Matias Madou, CTO, Director and Co-Founder of Secure Code Warrior, stresses the importance of hands-on software security practices. Companies can ensure a positive and effective application security (AppSec) culture within their organization by guaranteeing developers get the appropriate training they need to write secure code right from the start. “Normally, from the developer perspective, they don’t always get the training they need. It’s critical to implement platforms that are overlaid with gamification elements, so that it is fun and engaging for the developer when he or she is taking the training. Traditional and old-school training is just video-based and encompasses fairly boring material. A more modern platform challenges the developer to try to solve and learn about application security. A system that incorporates achievements and levels, like belting and badges, further guarantees developers come out of their training with all the tools they need to code securely,” Madou says.

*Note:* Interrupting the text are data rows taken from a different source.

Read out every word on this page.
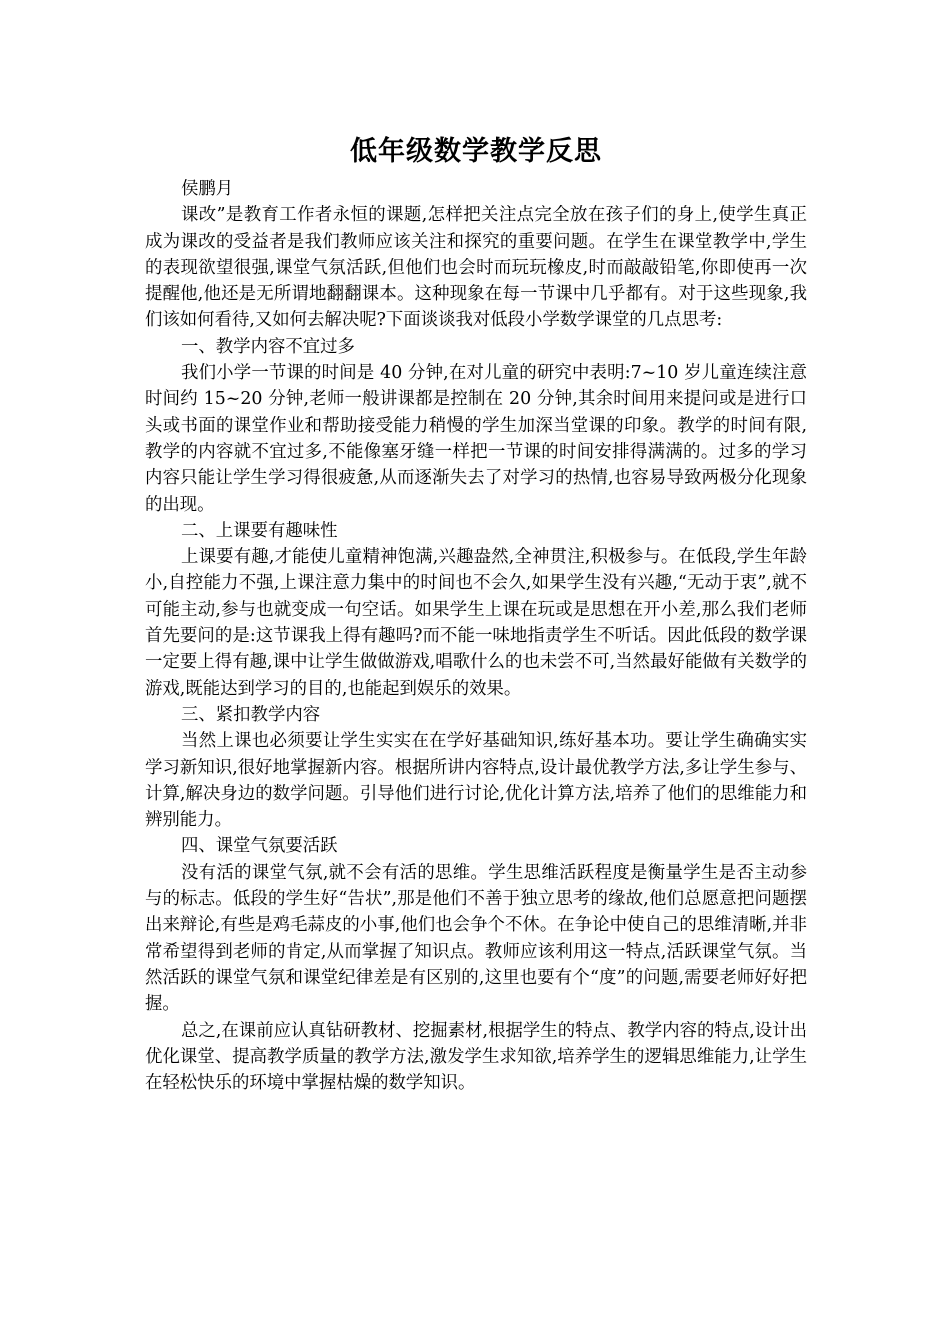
低年级数学教学反思

侯鹏月

课改”是教育工作者永恒的课题,怎样把关注点完全放在孩子们的身上,使学生真正成为课改的受益者是我们教师应该关注和探究的重要问题。在学生在课堂教学中,学生的表现欲望很强,课堂气氛活跃,但他们也会时而玩玩橡皮,时而敲敲铅笔,你即使再一次提醒他,他还是无所谓地翻翻课本。这种现象在每一节课中几乎都有。对于这些现象,我们该如何看待,又如何去解决呢?下面谈谈我对低段小学数学课堂的几点思考:

一、教学内容不宜过多

我们小学一节课的时间是 40 分钟,在对儿童的研究中表明:7~10 岁儿童连续注意时间约 15~20 分钟,老师一般讲课都是控制在 20 分钟,其余时间用来提问或是进行口头或书面的课堂作业和帮助接受能力稍慢的学生加深当堂课的印象。教学的时间有限,教学的内容就不宜过多,不能像塞牙缝一样把一节课的时间安排得满满的。过多的学习内容只能让学生学习得很疲惫,从而逐渐失去了对学习的热情,也容易导致两极分化现象的出现。

二、上课要有趣味性

上课要有趣,才能使儿童精神饱满,兴趣盎然,全神贯注,积极参与。在低段,学生年龄小,自控能力不强,上课注意力集中的时间也不会久,如果学生没有兴趣,“无动于衷”,就不可能主动,参与也就变成一句空话。如果学生上课在玩或是思想在开小差,那么我们老师首先要问的是:这节课我上得有趣吗?而不能一味地指责学生不听话。因此低段的数学课一定要上得有趣,课中让学生做做游戏,唱歌什么的也未尝不可,当然最好能做有关数学的游戏,既能达到学习的目的,也能起到娱乐的效果。

三、紧扣教学内容

当然上课也必须要让学生实实在在学好基础知识,练好基本功。要让学生确确实实学习新知识,很好地掌握新内容。根据所讲内容特点,设计最优教学方法,多让学生参与、计算,解决身边的数学问题。引导他们进行讨论,优化计算方法,培养了他们的思维能力和辨别能力。

四、课堂气氛要活跃

没有活的课堂气氛,就不会有活的思维。学生思维活跃程度是衡量学生是否主动参与的标志。低段的学生好“告状”,那是他们不善于独立思考的缘故,他们总愿意把问题摆出来辩论,有些是鸡毛蒜皮的小事,他们也会争个不休。在争论中使自己的思维清晰,并非常希望得到老师的肯定,从而掌握了知识点。教师应该利用这一特点,活跃课堂气氛。当然活跃的课堂气氛和课堂纪律差是有区别的,这里也要有个“度”的问题,需要老师好好把握。

总之,在课前应认真钻研教材、挖掘素材,根据学生的特点、教学内容的特点,设计出优化课堂、提高教学质量的教学方法,激发学生求知欲,培养学生的逻辑思维能力,让学生在轻松快乐的环境中掌握枯燥的数学知识。
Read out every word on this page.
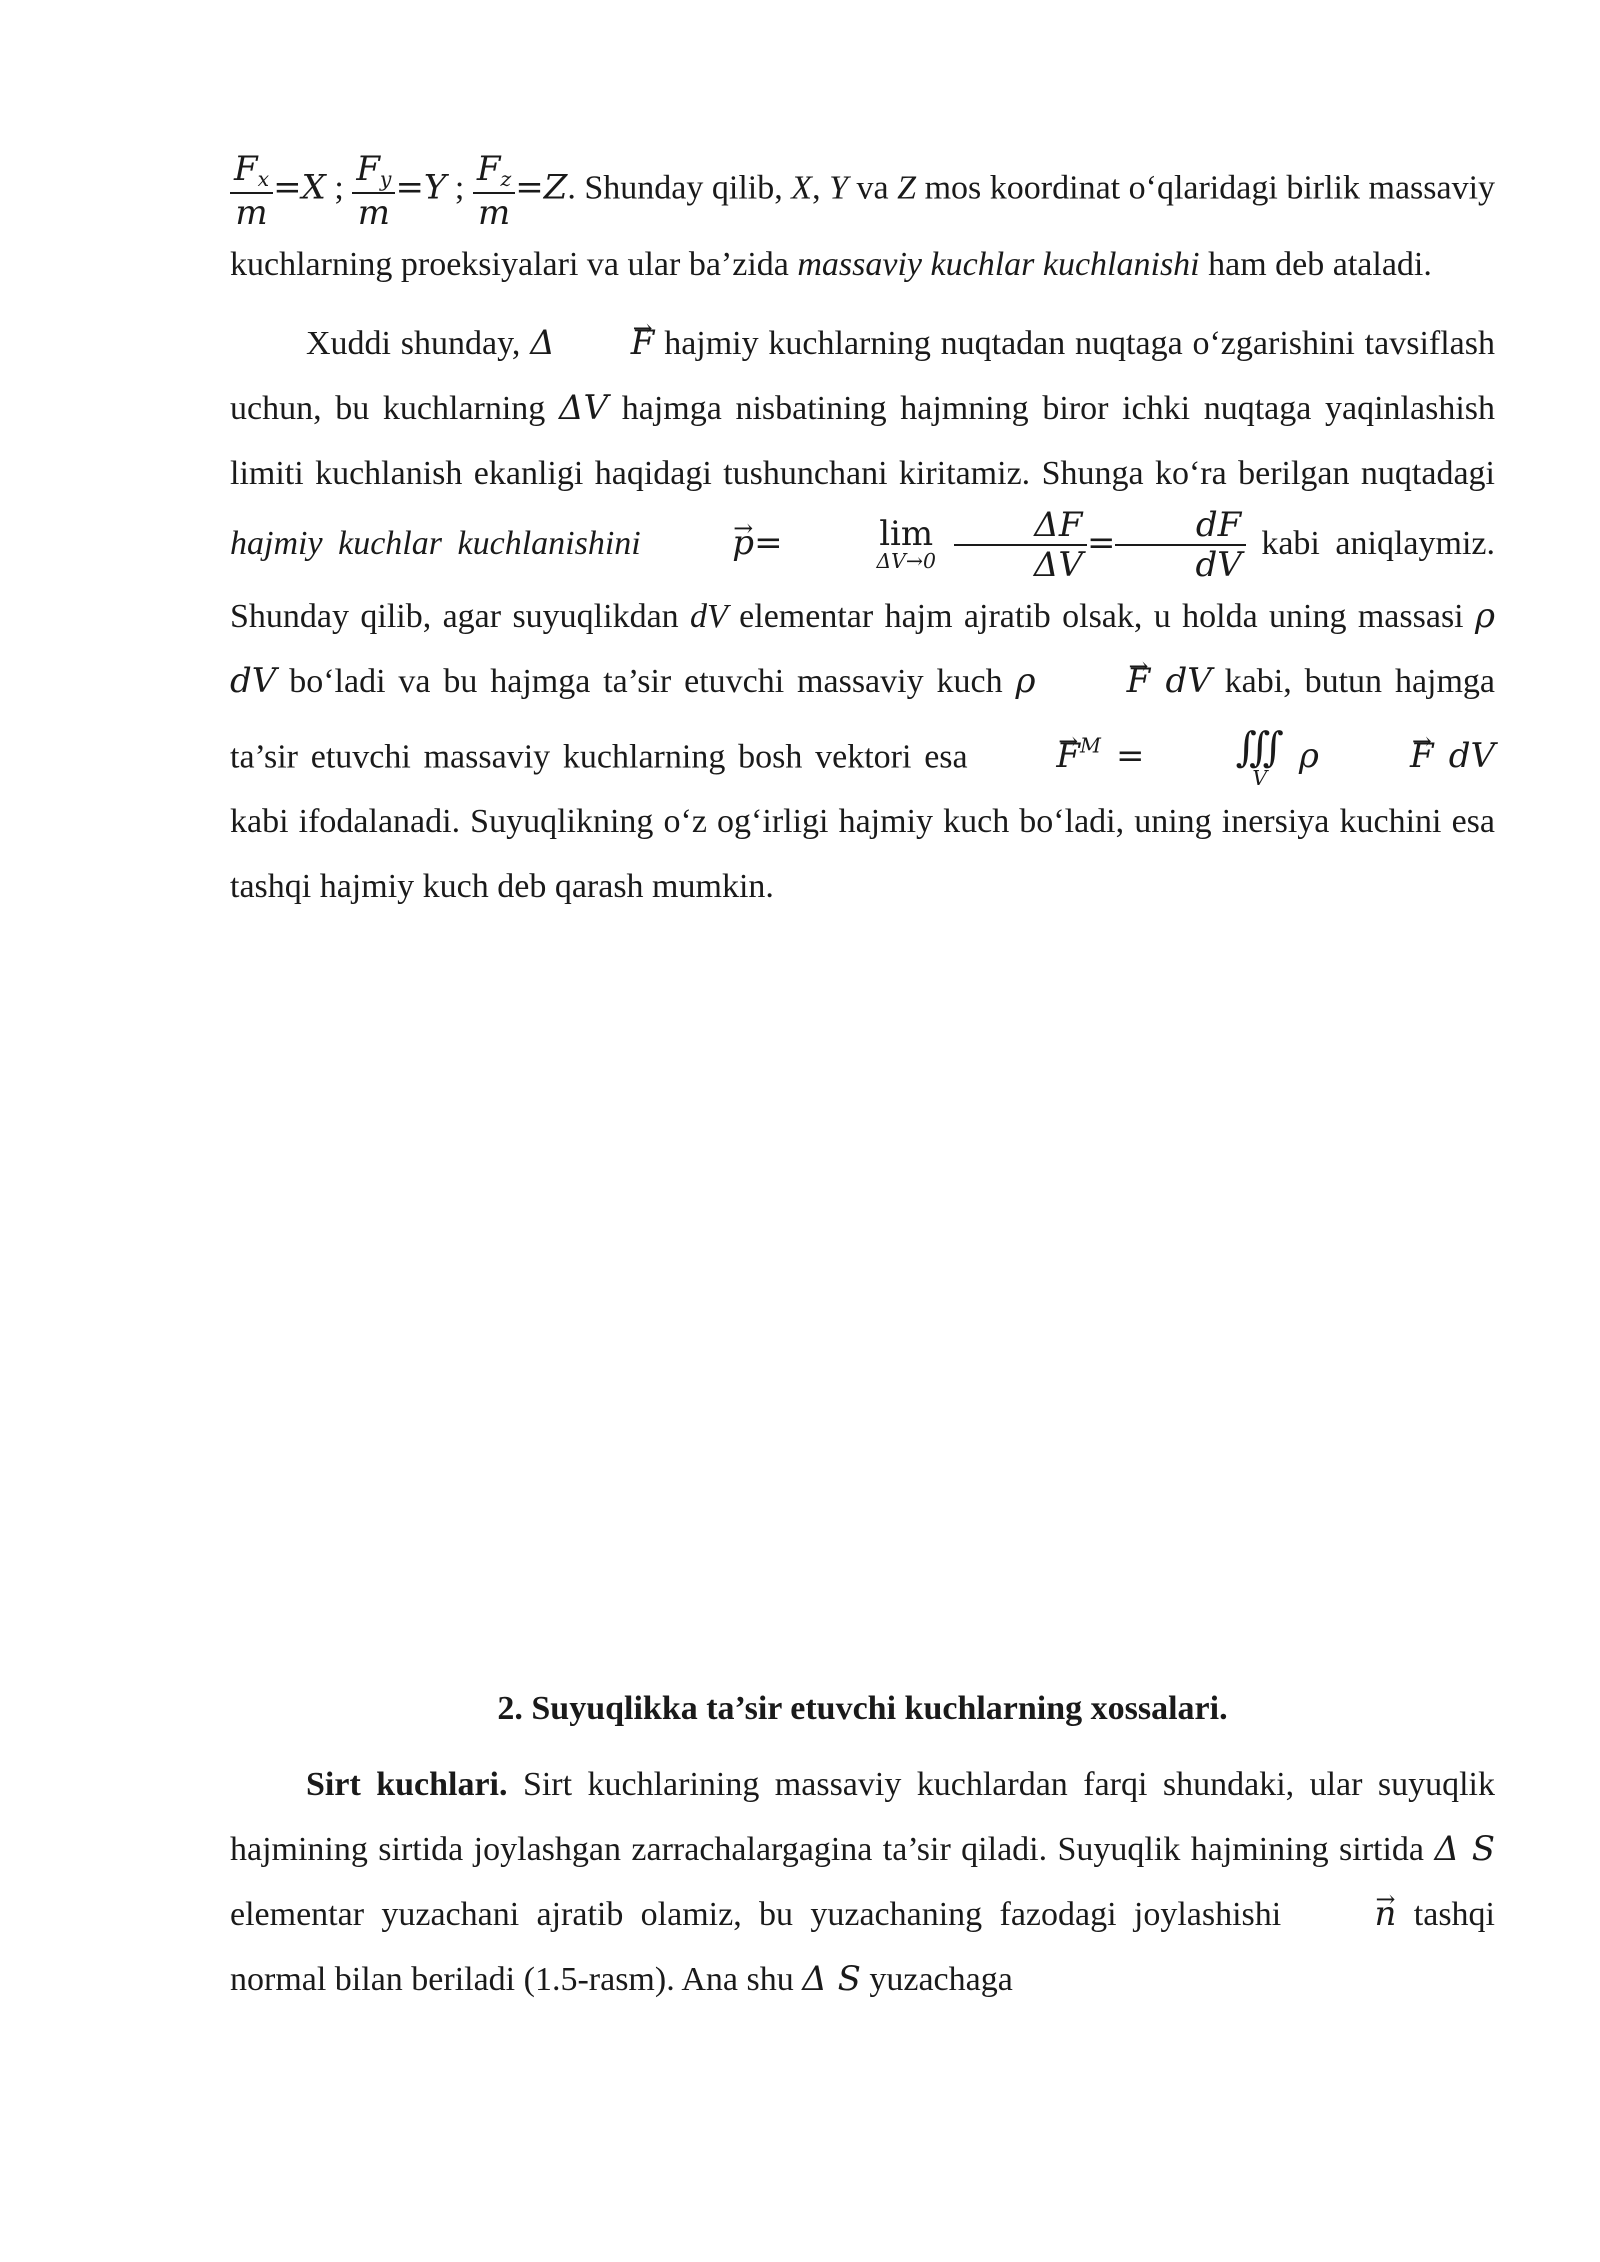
$\frac{F_x}{m} =X$ ; $\frac{F_y}{m} =Y$ ; $\frac{F_z}{m} =Z$. Shunday qilib, X, Y va Z mos koordinat o‘qlaridagi birlik massaviy kuchlarning proeksiyalari va ular ba’zida massaviy kuchlar kuchlanishi ham deb ataladi.

Xuddi shunday, Δ → F hajmiy kuchlarning nuqtadan nuqtaga o‘zgarishini tavsiflash uchun, bu kuchlarning ΔV hajmga nisbatining hajmning biror ichki nuqtaga yaqinlashish limiti kuchlanish ekanligi haqidagi tushunchani kiritamiz. Shunga ko‘ra berilgan nuqtadagi hajmiy kuchlar kuchlanishini	→ p=	lim
ΔV→0
$\frac{\Delta F}{\Delta V} = \frac{dF}{dV}$ kabi aniqlaymiz. Shunday qilib, agar suyuqlikdan dV elementar hajm ajratib olsak, u holda uning massasi ρ dV bo‘ladi va bu hajmga ta’sir etuvchi massaviy kuch ρ	→ F dV kabi, butun hajmga ta’sir etuvchi massaviy kuchlarning bosh vektori esa → $F^M$ = ∭
V
ρ	→ F dV kabi ifodalanadi. Suyuqlikning o‘z og‘irligi hajmiy kuch bo‘ladi, uning inersiya kuchini esa tashqi hajmiy kuch deb qarash mumkin.

2. Suyuqlikka ta’sir etuvchi kuchlarning xossalari.

Sirt kuchlari. Sirt kuchlarining massaviy kuchlardan farqi shundaki, ular suyuqlik hajmining sirtida joylashgan zarrachalargagina ta’sir qiladi. Suyuqlik hajmining sirtida Δ S elementar yuzachani ajratib olamiz, bu yuzachaning fazodagi joylashishi → n tashqi normal bilan beriladi (1.5-rasm). Ana shu Δ S yuzachaga
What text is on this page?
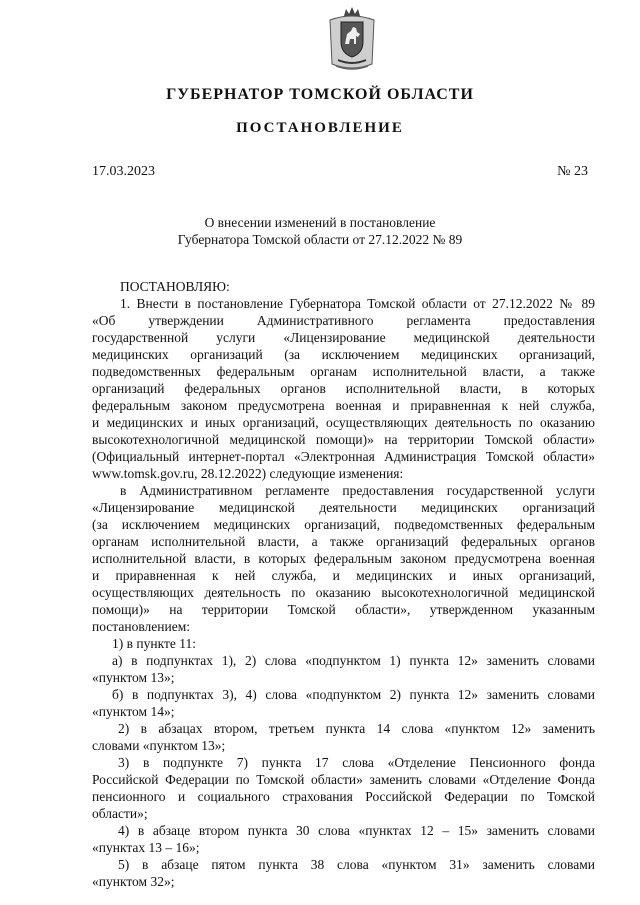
ГУБЕРНАТОР ТОМСКОЙ ОБЛАСТИ
ПОСТАНОВЛЕНИЕ
17.03.2023	№ 23
О внесении изменений в постановление
Губернатора Томской области от 27.12.2022 № 89
ПОСТАНОВЛЯЮ:
1. Внести в постановление Губернатора Томской области от 27.12.2022 № 89
«Об утверждении Административного регламента предоставления
государственной услуги «Лицензирование медицинской деятельности
медицинских организаций (за исключением медицинских организаций,
подведомственных федеральным органам исполнительной власти, а также
организаций федеральных органов исполнительной власти, в которых
федеральным законом предусмотрена военная и приравненная к ней служба,
и медицинских и иных организаций, осуществляющих деятельность по оказанию
высокотехнологичной медицинской помощи)» на территории Томской области»
(Официальный интернет-портал «Электронная Администрация Томской области»
www.tomsk.gov.ru, 28.12.2022) следующие изменения:
в Административном регламенте предоставления государственной услуги
«Лицензирование медицинской деятельности медицинских организаций
(за исключением медицинских организаций, подведомственных федеральным
органам исполнительной власти, а также организаций федеральных органов
исполнительной власти, в которых федеральным законом предусмотрена военная
и приравненная к ней служба, и медицинских и иных организаций,
осуществляющих деятельность по оказанию высокотехнологичной медицинской
помощи)» на территории Томской области», утвержденном указанным
постановлением:
1) в пункте 11:
а) в подпунктах 1), 2) слова «подпунктом 1) пункта 12» заменить словами
«пунктом 13»;
б) в подпунктах 3), 4) слова «подпунктом 2) пункта 12» заменить словами
«пунктом 14»;
2) в абзацах втором, третьем пункта 14 слова «пунктом 12» заменить
словами «пунктом 13»;
3) в подпункте 7) пункта 17 слова «Отделение Пенсионного фонда
Российской Федерации по Томской области» заменить словами «Отделение Фонда
пенсионного и социального страхования Российской Федерации по Томской
области»;
4) в абзаце втором пункта 30 слова «пунктах 12 – 15» заменить словами
«пунктах 13 – 16»;
5) в абзаце пятом пункта 38 слова «пунктом 31» заменить словами
«пунктом 32»;
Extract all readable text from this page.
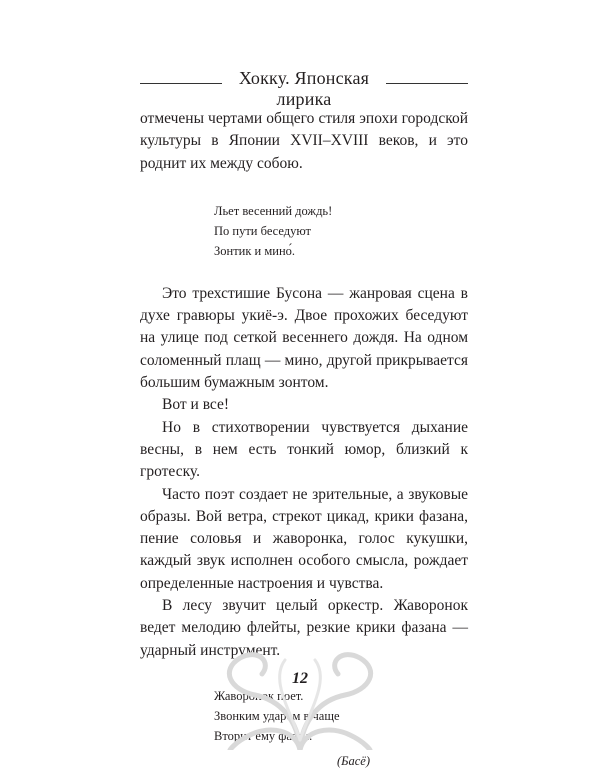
Хокку. Японская лирика

отмечены чертами общего стиля эпохи городской культуры в Японии XVII–XVIII веков, и это роднит их между собою.

Льет весенний дождь!
По пути беседуют
Зонтик и мино́.

Это трехстишие Бусона — жанровая сцена в духе гравюры укиё-э. Двое прохожих беседуют на улице под сеткой весеннего дождя. На одном соломенный плащ — мино, другой прикрывается большим бумажным зонтом.

Вот и все!

Но в стихотворении чувствуется дыхание весны, в нем есть тонкий юмор, близкий к гротеску.

Часто поэт создает не зрительные, а звуковые образы. Вой ветра, стрекот цикад, крики фазана, пение соловья и жаворонка, голос кукушки, каждый звук исполнен особого смысла, рождает определенные настроения и чувства.

В лесу звучит целый оркестр. Жаворонок ведет мелодию флейты, резкие крики фазана — ударный инструмент.

Жаворонок поет.
Звонким ударом в чаще
Вторит ему фазан.
(Басё)
12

It’s important to note that gamification will not function as a miracle if there is no substance to your platform, Madou notes. “You have to have substance to your platform. For instance, at Secure Code Warrior, we have more than 3,000 coding exercises that challenge developers. Secondly, to make those exercises engaging, a world map where developers locate themselves, and have to defend against threats is another way to make exercises engaging. There are many elements for the developers to relate to the cause they are assigned. Once developers start solving the coding exercises, they get points and they are able to compare themselves to other developers in their organization. This further challenges them and provides a fun environment for them to harness their coding skills.”
Secure Code Warrior, for example, is guaranteeing developers enjoy the learning process by implementing tournaments, hosted quite frequently. At the end of each tournament, the victorious developer gets a prize, such as a drone, t-shirt and more. “Through all of these mechanisms, AppSec leaders can ensure that they are enabling their developers to actively learn through fun and engaging processes,” Madou says. “At the time, developers learn about an application security culture and how to apply what they have learned in their day-to-day jobs.”
The first step to establishing a positive AppSec culture is to train developers for the job they will be performing. “It does not make sense to train a developer in Java, for example, if they are writing in Python,” Madou notes. Although they are not opposites, they are different languages. Where Java is statically typed and comfortable with its use of braces and semicolons, Python is a dynamically typed language that uses syntactically-significant whitespace. “Relevant training is what the developer can relate to in their daily responsibilities. If a developer will be writing Cobalt code, then train them in COBOL.”
There are many benefits of having a positive application security culture within your organization, notes Madou. “Usually, the industry focus is simply on finding vulnerabilities, rather than fixing or preventing. If you ensure that developers obtain the education they need to write secure code, that will empower organizations to have a first line of defense if there are any looming threats. Furthermore, you are enabling developers to work faster, and more efficiently, successfully preventing or mitigating any financial damages associated with any vulnerabilities that root from insecure code.”
Ultimately, a major benefit of having an AppSec culture is the ability to mitigate and prevent costly data breaches. “In application security right now, we teach developers how to write secure code. What organizations are attempting to do is protect code by adding additional code on that same code. What organizations need to do is go to the source of the problem,” Madou suggests.
When asked if human error is part of data breaches, Madou says, “Developers want to do the right thing. Except, they don’t know how. Universities teach them how to think and design code; however, security is briefly touched on. It’s not about writing secure apps, it’s about encryption. Ultimately, leading developers to introduce problems without their knowledge. This is why it’s important to have developers focus on training first.”
Quite often, developers face challenges when it comes to their organizations, as companies do not place application security as a priority. “The challenge is that organizations have to support these initiatives. They have to say, “Yes, security is important within our organization,” Madou says.
Finally, there is good news. According to Madou, there are more companies placing security as their top most priority. This comes as no surprise, or rather, an expected initiative as data breaches are at a record-high. A new report from Juniper Research found that the cost of data breaches will rise from $3 trillion each year to more than $5 trillion in 2024, an average annual growth of 11 percent, primarily driven by increasing fines for data breaches as regulation tightens, as well as a greater proportion of business lost.